1912 during the First International Opium Conference, was the first international drug drug and alcohol policy pdf treaty. The Convention banned countries from treating addicts by prescribing illegal substances, allowing only scientific and medical uses of drugs.
It did not detail precise drug laws and was not itself binding on countries, which had to pass their own legislation in conformance with the principles of the Convention. Australian drug laws are criminal laws and mostly exist at the state and territory level, not the federal, and are therefore different, which means an analysis of trends and laws for Australia is complicated. The federal jurisdiction has enforcement powers over national borders. In October 2016, Australia legislated for some medicinal use cannabis.

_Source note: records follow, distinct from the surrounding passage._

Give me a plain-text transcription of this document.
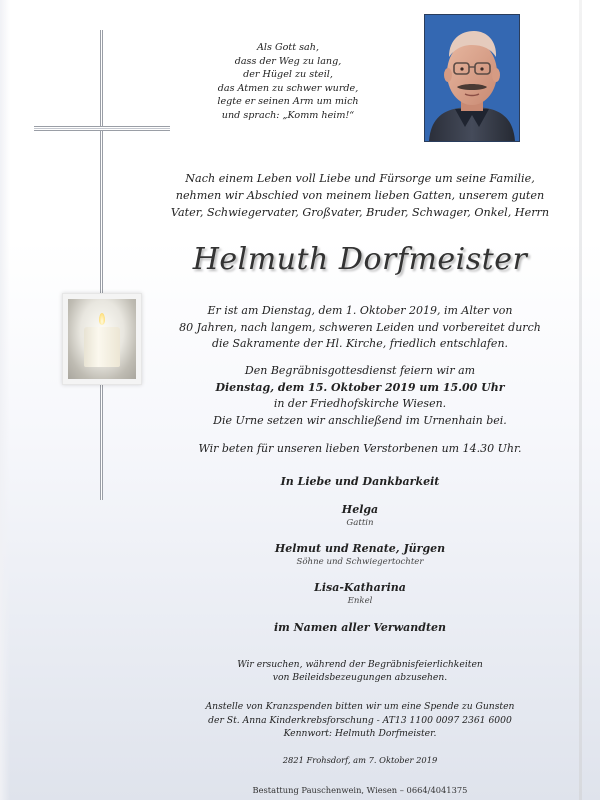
Als Gott sah,
dass der Weg zu lang,
der Hügel zu steil,
das Atmen zu schwer wurde,
legte er seinen Arm um mich
und sprach: „Komm heim!“
Nach einem Leben voll Liebe und Fürsorge um seine Familie,
nehmen wir Abschied von meinem lieben Gatten, unserem guten
Vater, Schwiegervater, Großvater, Bruder, Schwager, Onkel, Herrn
Helmuth Dorfmeister
Er ist am Dienstag, dem 1. Oktober 2019, im Alter von
80 Jahren, nach langem, schweren Leiden und vorbereitet durch
die Sakramente der Hl. Kirche, friedlich entschlafen.
Den Begräbnisgottesdienst feiern wir am
Dienstag, dem 15. Oktober 2019 um 15.00 Uhr
in der Friedhofskirche Wiesen.
Die Urne setzen wir anschließend im Urnenhain bei.
Wir beten für unseren lieben Verstorbenen um 14.30 Uhr.
In Liebe und Dankbarkeit
Helga
Gattin
Helmut und Renate, Jürgen
Söhne und Schwiegertochter
Lisa-Katharina
Enkel
im Namen aller Verwandten
Wir ersuchen, während der Begräbnisfeierlichkeiten
von Beileidsbezeugungen abzusehen.
Anstelle von Kranzspenden bitten wir um eine Spende zu Gunsten
der St. Anna Kinderkrebsforschung - AT13 1100 0097 2361 6000
Kennwort: Helmuth Dorfmeister.
2821 Frohsdorf, am 7. Oktober 2019
Bestattung Pauschenwein, Wiesen – 0664/4041375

Like Colombia, the Bolivian government signed onto the ATPA in 1991 and called for the forced eradication of the coca plant in the 1990s and early 2000s. In 2005, Bolivia saw another reformist movement. President Morales opposed the decriminalization of drugs but saw the coca crop as an important piece of indigenous history and a pillar of the community because of the traditional use of chewing coca leaves. In 2009, the Bolivian Constitution backed the legalization and industrialization of coca products.
Colombian drug lords were widely viewed as the root of the cocaine issue in America. In the 1990s, Colombia was home to the world’s two largest drug cartels: the Cali cartel and the Medellín cartel. It became Colombia’s priority, as well as the priority of the other countries in the Andean Region, to extinguish the cartels and drug trafficking from the region. Plan Colombia funded the Andean Region’s fight against the drug cartels and drug trafficking. With the implementation of Plan Colombia, the Colombian government aimed to destroy the coca crop. This prohibitionist regime has had controversial results, especially on human rights.